In 2005, a total of 371 patients were enrolled in clinical trials through Humphrey Cancer Center, an increase of more than 50% from 2004. CCOP enrollment comprised roughly 75% of patient enrollment in clinical trials. The internal research program at Humphrey Cancer Center was lead under the directorship of Martin M. Oken, MD. Dr. Oken was on staff from early 2003 until he recently retired in early 2006. The Humphrey Cancer Research Program has grown to include three research nurses, a research assistant, a medical secretary and the program manager, in addition to a CCOP research nurse and a Data Manager based at the North Memorial site .

Enrollment of patients in lung cancer clinical trials has been a priority for Tim Larson, MD, Medical Director of the Lung Program. Dr. Larson completed enrollment onto his study evaluating doublet therapy with Epirubicin and Irinotecan in the First Line Treatment of Extensive Stage Small Cell Lung Cancer. This Phase I/II study was written by Dr. Larson and funded by Pharmacia/Pfizer Oncology. Data analysis is ongoing and Dr. Larson is expected to publish his findings within the year. Additionally, Dr. Larson has several clinical trials open for the treatment of non-small cell lung cancer with novel agents as well as new combinations of existing cancer therapy drugs.

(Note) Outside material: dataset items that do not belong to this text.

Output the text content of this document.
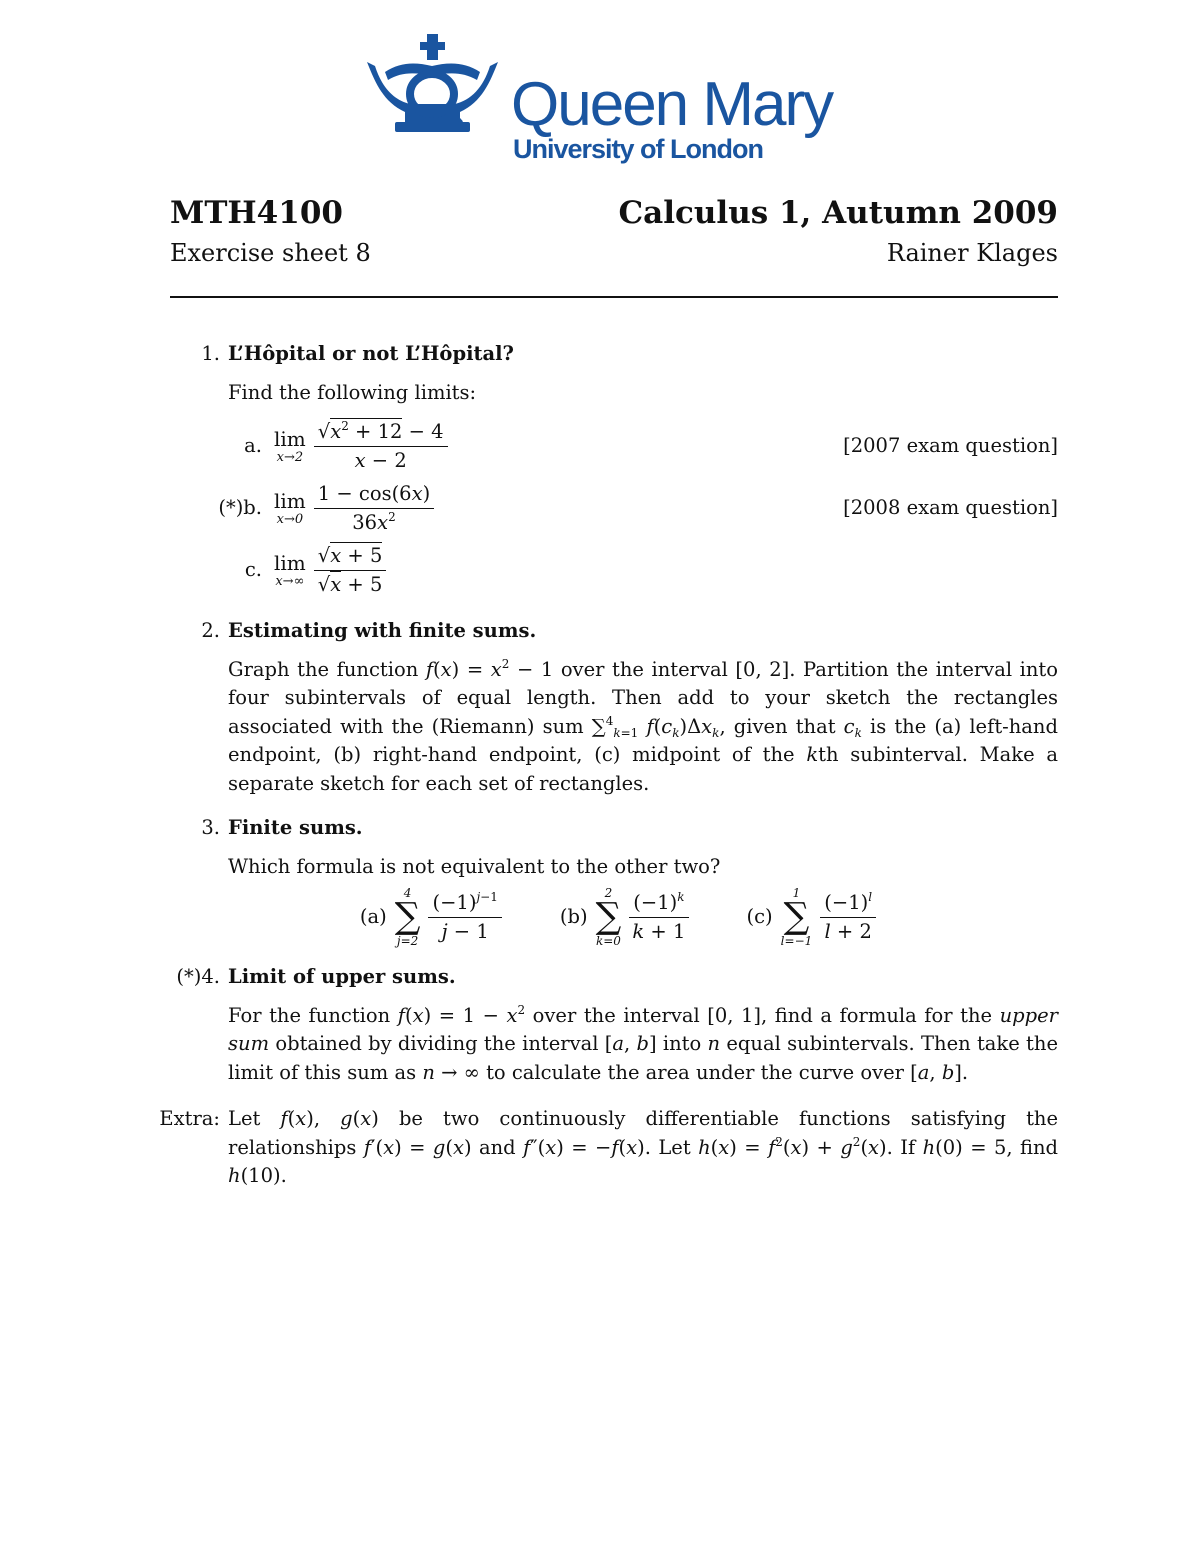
Queen Mary
University of London
MTH4100	Calculus 1, Autumn 2009
Exercise sheet 8	Rainer Klages
1. L’Hôpital or not L’Hôpital?
Find the following limits:
a. lim
$x\to 2 \frac{√x^2 + 12 - 4}{x - 2}$	[2007 exam question]
(*)b. lim
$x\to 0 \frac{1 - \cos(6x)}{36x^2}$	[2008 exam question]
c. lim
$x\to\infty \frac{√x + 5}{√x + 5}$
2. Estimating with finite sums.
Graph the function $f(x) = x^2 - 1$ over the interval [0, 2]. Partition the interval into four subintervals of equal length. Then add to your sketch the rectangles associated with the (Riemann) sum ∑$^4_{k=1}$ $f(c_k)\Delta x_k$, given that $c_k$ is the (a) left-hand endpoint, (b) right-hand endpoint, (c) midpoint of the kth subinterval. Make a separate sketch for each set of rectangles.
3. Finite sums.
Which formula is not equivalent to the other two?
(a)
4
∑
$j=2 \frac{(-1)^{j-1}}{j - 1}$	(b)
2
∑
$k=0 \frac{(-1)^k}{k + 1}$	(c)
1
∑
$l=-1 \frac{(-1)^l}{l + 2}$
(*)4. Limit of upper sums.
For the function $f(x) = 1 - x^2$ over the interval [0, 1], find a formula for the upper sum obtained by dividing the interval [a, b] into n equal subintervals. Then take the limit of this sum as n → ∞ to calculate the area under the curve over [a, b].
Extra: Let f(x), g(x) be two continuously differentiable functions satisfying the relationships f′(x) = g(x) and f″(x) = −f(x). Let $h(x) = f^2(x) + g^2(x)$. If h(0) = 5, find h(10).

As we move into 2006, the Research Program is dedicated to finding and providing novel research options for our patients.

Pamala A. Pawloski, Pharm.D.,CCRC
Manager, Cancer Research and Tumor Registry

Quality Resource Coordinator

Kathy Vinson coordinates quality projects for both Oncology and Clinic Services. Her job duties include engaging staff on how to improve delivery of care, creating and using measurement tools to help validate change, helping clinic managers prepare staff for change, and sharing audit results with staff and physicians to reinforce change that has or has not occurred. Hired in 2005, Kathy has helped with the following projects in oncology during the past year.

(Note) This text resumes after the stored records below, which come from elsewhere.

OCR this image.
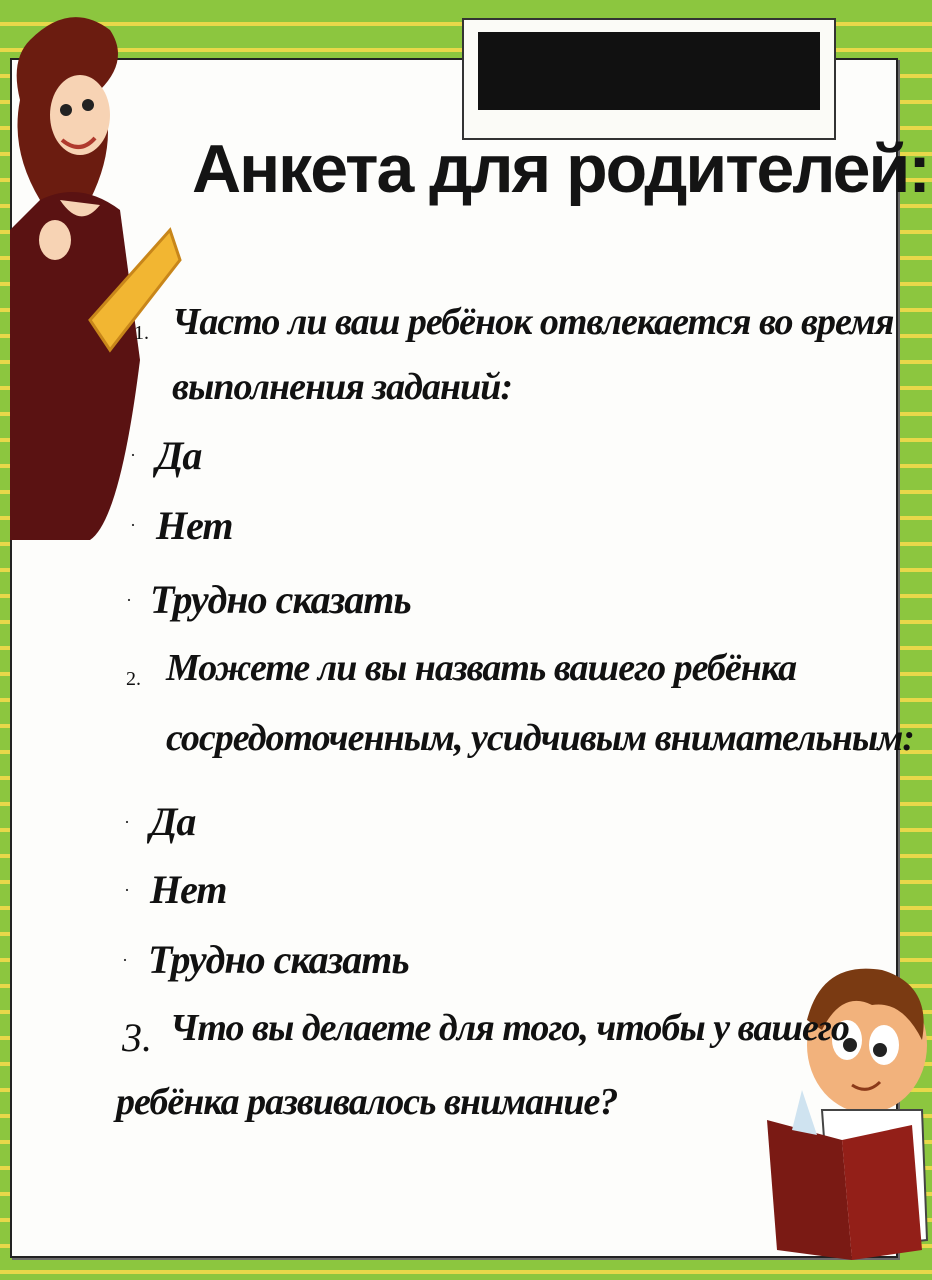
Анкета для родителей:
1. Часто ли ваш ребёнок отвлекается во время
выполнения заданий:
· Да
· Нет
· Трудно сказать
2. Можете ли вы назвать вашего ребёнка
сосредоточенным, усидчивым внимательным:
· Да
· Нет
· Трудно сказать
3. Что вы делаете для того, чтобы у вашего
ребёнка развивалось внимание?
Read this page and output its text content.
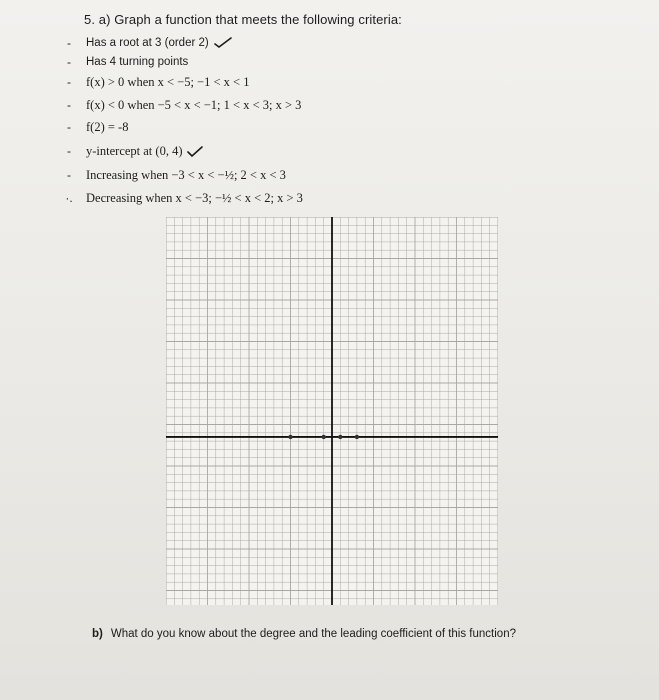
5. a) Graph a function that meets the following criteria:
- Has a root at 3 (order 2)
- Has 4 turning points
- f(x) > 0 when x < −5; −1 < x < 1
- f(x) < 0 when −5 < x < −1; 1 < x < 3; x > 3
- f(2) = -8
- y-intercept at (0, 4)
- Increasing when −3 < x < −½; 2 < x < 3
·. Decreasing when x < −3; −½ < x < 2; x > 3
b) What do you know about the degree and the leading coefficient of this function?
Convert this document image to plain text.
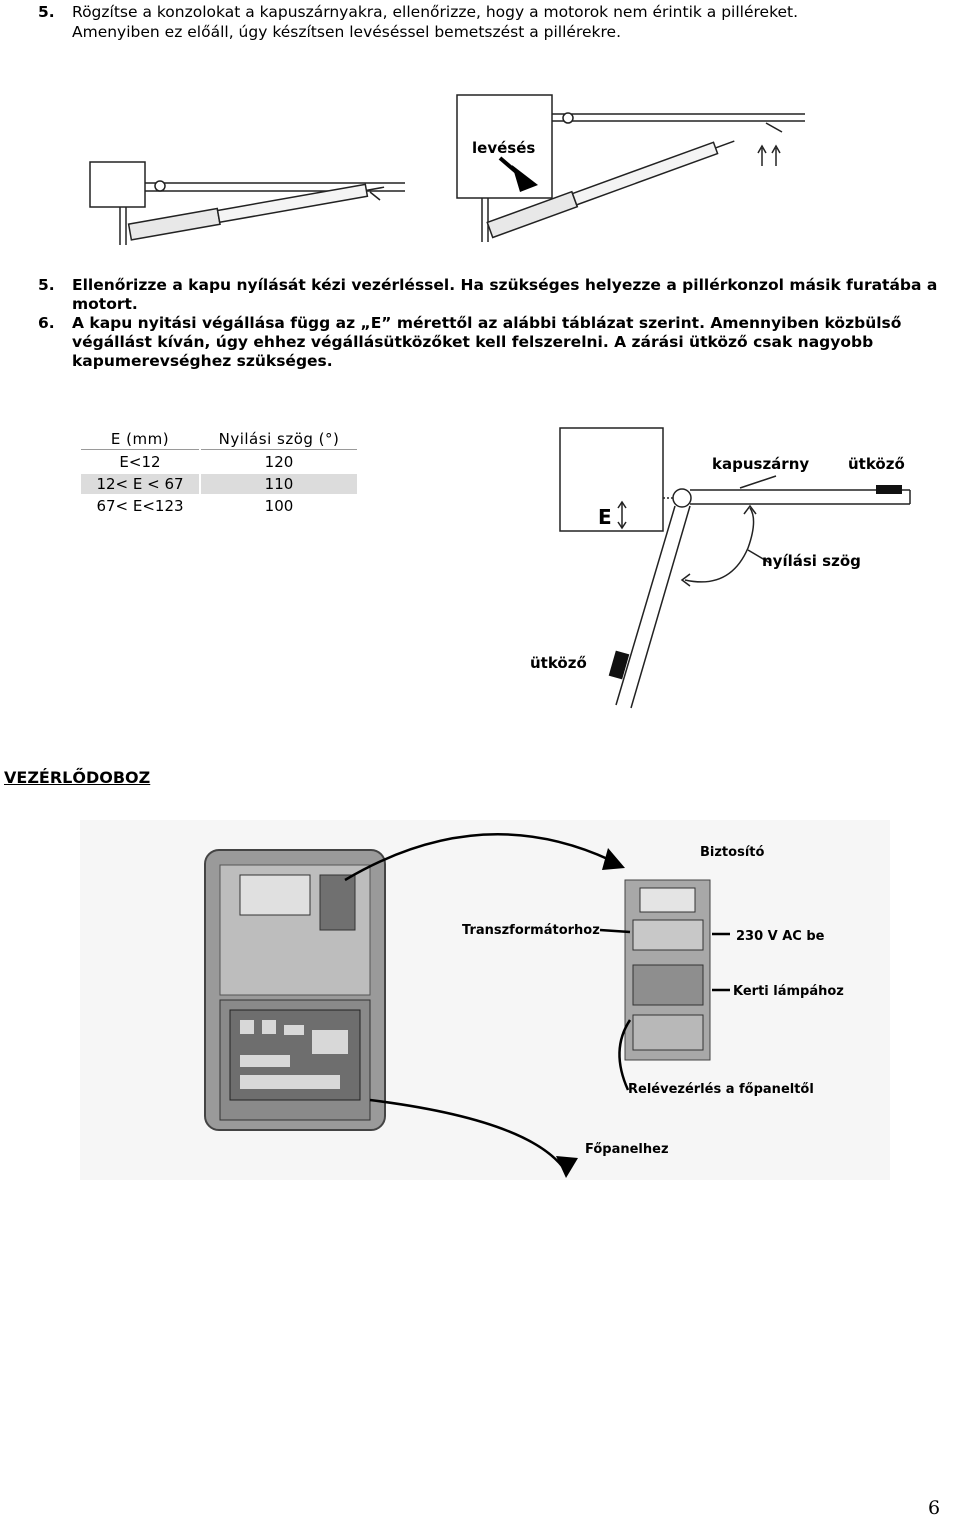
5. Rögzítse a konzolokat a kapuszárnyakra, ellenőrizze, hogy a motorok nem érintik a pilléreket.
Amenyiben ez előáll, úgy készítsen levéséssel bemetszést a pillérekre.
levésés
5. Ellenőrizze a kapu nyílását kézi vezérléssel. Ha szükséges helyezze a pillérkonzol másik furatába a motort.
6. A kapu nyitási végállása függ az „E” mérettől az alábbi táblázat szerint. Amennyiben közbülső végállást kíván, úgy ehhez végállásütközőket kell felszerelni. A zárási ütköző csak nagyobb kapumerevséghez szükséges.
E (mm)	Nyilási szög (°)
E<12	120
12< E < 67	110
67< E<123	100
kapuszárny	ütköző
nyílási szög
E
ütköző
VEZÉRLŐDOBOZ
Biztosító
Transzformátorhoz	230 V AC be
Kerti lámpához
Relévezérlés a főpaneltől
Főpanelhez
6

Quality Oncology Practice Initiative (QOPI) sponsored by the American Society of Clinical Oncologists. QOPI uses chart abstraction to see if a clinic meets certain key standards when delivering care in clinics. Two chart audits are conducted yearly and Humphrey Cancer Center results are compared to other oncology practices nationwide.

Patient Flow. Kathy conducted a variety of studies to gather information about the amount of time it takes from when patients check in to the time infusion starts. She also looked at schedules to see when the majority of patients have appointments with doctors, lab and chemo and how this may impact patient flow.

JCAHO. Kathy worked with the clinic managers to put together a structure for meeting JCAHO requirements. She conducted mock surveys so staff could practice answering questions that a JCAHO surveyor might ask; she put together educational materials for the clinic managers to use in staff meetings to reinforce key information about our organization; and she worked with staff in conducting chart audits to see if medical records meet requirements for management of medical information. All of these efforts prepare staff for continuous readiness for an unannounced 2007 JCAHO survey.